LETTER

WASL victory?

WASL victory?

Maybe not

Much ado has been made recently about the “beautiful victory” and so-called Washington Assessment of Student Learning (WASL) success. Terry Bergeson boasts that 91.4 percent of the class of 2008 has met standard on the reading and writing WASL. The media is tripping over itself to print news of this success story. The WASL train wreck didn’t happen! Hooray!

Or did it?

What Bergeson doesn’t want you to notice are the thousands of students removed from the official count. Statistically irrelevant, they are neither counted in the official WASL results for the class of 2008, nor are they added into the results for the class of 2009. They are in statistical limbo. Thousands have left the public school system, thousands more have been reclassified into lower grades, yet none of them are included in the WASL results.

In 2006, Bergeson traveled to Massachusetts to learn more about the Massachusetts Comprehensive Assessment System (MCAS). The MCAS results had previously been declared a “miracle.” What Bergeson learned was not how to effectively improve student learning, rather, she learned how to creatively manipulate the numbers and create the illusion of success.

When creating the Massachusetts miracle, that state’s education leaders simply did not factor into the equation the staggering rise in the state’s high-school drop-out rate. Not content with excluding thousands of students who have left the public school system, Bergeson has taken it one further. She found a way to exclude thousands of students from the class of 2008, who are still in school, by creatively reclassifying them into different grades.

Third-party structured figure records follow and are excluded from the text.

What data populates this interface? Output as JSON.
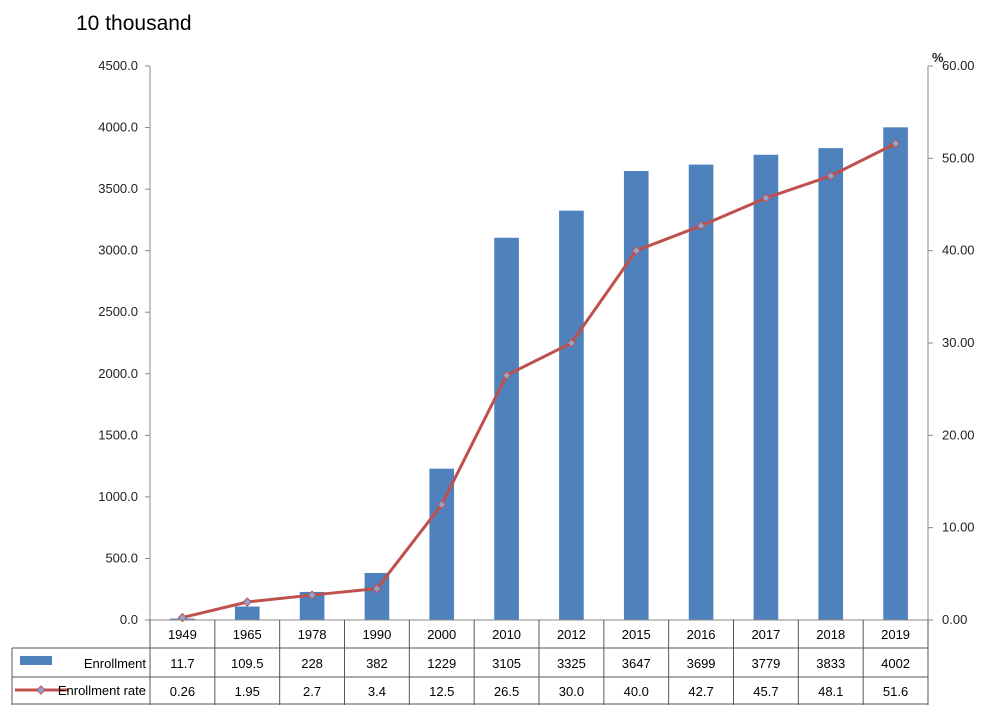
{
  "chart_data": {
    "type": "bar",
    "unit_left": "10 thousand",
    "unit_right": "%",
    "categories": [
      "1949",
      "1965",
      "1978",
      "1990",
      "2000",
      "2010",
      "2012",
      "2015",
      "2016",
      "2017",
      "2018",
      "2019"
    ],
    "series": [
      {
        "name": "Enrollment",
        "type": "bar",
        "axis": "left",
        "values": [
          11.7,
          109.5,
          228,
          382,
          1229,
          3105,
          3325,
          3647,
          3699,
          3779,
          3833,
          4002
        ],
        "labels": [
          "11.7",
          "109.5",
          "228",
          "382",
          "1229",
          "3105",
          "3325",
          "3647",
          "3699",
          "3779",
          "3833",
          "4002"
        ],
        "color": "#4f81bd"
      },
      {
        "name": "Enrollment rate",
        "type": "line",
        "axis": "right",
        "values": [
          0.26,
          1.95,
          2.7,
          3.4,
          12.5,
          26.5,
          30.0,
          40.0,
          42.7,
          45.7,
          48.1,
          51.6
        ],
        "labels": [
          "0.26",
          "1.95",
          "2.7",
          "3.4",
          "12.5",
          "26.5",
          "30.0",
          "40.0",
          "42.7",
          "45.7",
          "48.1",
          "51.6"
        ],
        "color": "#c0504d"
      }
    ],
    "y_left": {
      "min": 0,
      "max": 4500,
      "ticks": [
        "0.0",
        "500.0",
        "1000.0",
        "1500.0",
        "2000.0",
        "2500.0",
        "3000.0",
        "3500.0",
        "4000.0",
        "4500.0"
      ]
    },
    "y_right": {
      "min": 0,
      "max": 60,
      "ticks": [
        "0.00",
        "10.00",
        "20.00",
        "30.00",
        "40.00",
        "50.00",
        "60.00"
      ]
    },
    "grid": false,
    "legend": "data-table"
  }
}
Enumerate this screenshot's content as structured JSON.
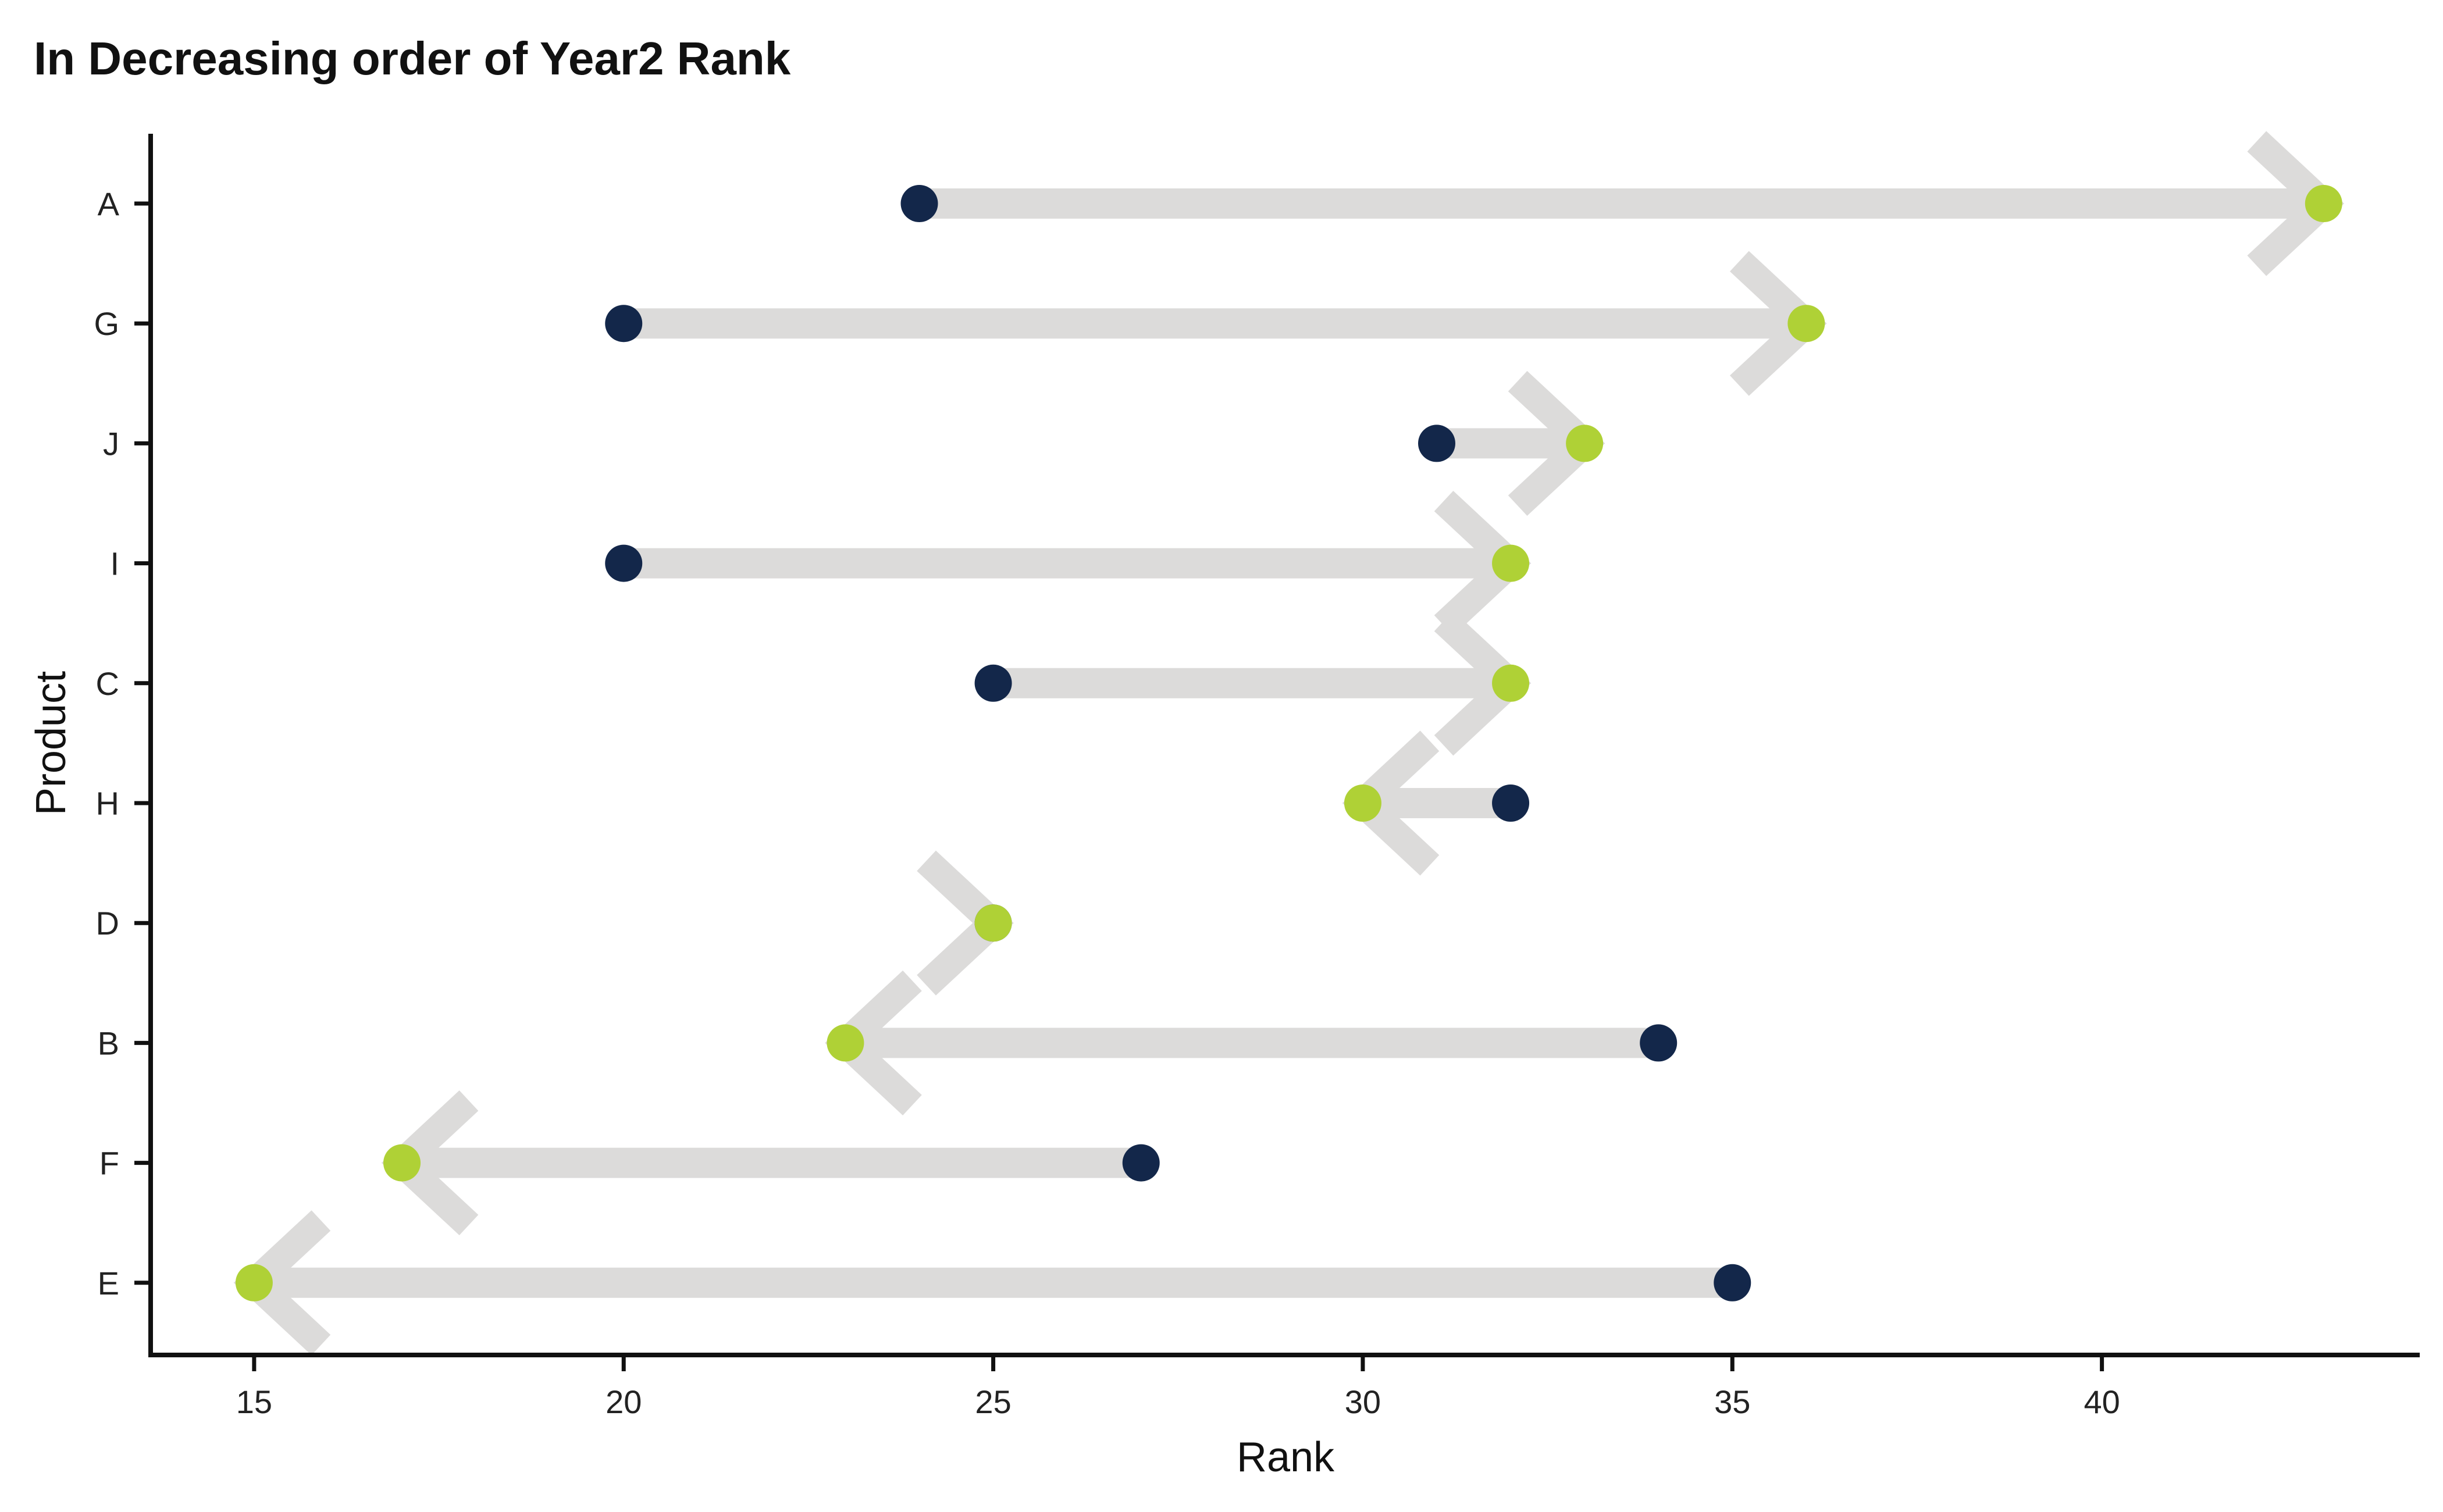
{
  "chart_data": {
    "type": "dumbbell-arrow",
    "title": "In Decreasing order of Year2 Rank",
    "xlabel": "Rank",
    "ylabel": "Product",
    "xlim": [
      13.6,
      44.3
    ],
    "xticks": [
      15,
      20,
      25,
      30,
      35,
      40
    ],
    "grid": false,
    "legend": "none",
    "categories": [
      "A",
      "G",
      "J",
      "I",
      "C",
      "H",
      "D",
      "B",
      "F",
      "E"
    ],
    "year1": [
      24,
      20,
      31,
      20,
      25,
      32,
      25,
      34,
      27,
      35
    ],
    "year2": [
      43,
      36,
      33,
      32,
      32,
      30,
      25,
      23,
      17,
      15
    ],
    "colors": {
      "year1_point": "#13274a",
      "year2_point": "#afd136",
      "arrow": "#dcdbda",
      "axis": "#111111"
    }
  }
}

Will we ever know precisely how many students from the original class of 2008 passed the WASL? It’s hard to say. Bergeson’s office changes the numbers more often than Imelda Marcos changes shoes. The original enrollment numbers for the class of 2008, when they entered their freshman year in 2004, was 89,970. This year, Bergeson lowered that figure to 81,196, and then claimed that there were 81,925 students from the class of 2008 enrolled in school as of October of 2007. By May, that number had dropped to 71,167. Yet the June report on this stunning WASL success only counts the WASL scores for 67,099 students of the class of 2008. Of that number, a mere 61,327 met standard.

This transmutation of WASL statistics reminds me of George Orwell’s “1984” where history is rewritten to conform to the Party’s most recent pronouncements. What Bergeson’s “Department of Truth” has failed to grasp is that we have been paying attention and are willing to speak up. We won’t be duped into accepting the lies. Our children deserve better. Our teachers deserve better. We deserve better.

It’s time to get this derailed train back on the right track, and that begins with an honest reporting of the facts regarding WASL results. If Bergeson won’t do that, then perhaps we need to find someone who will.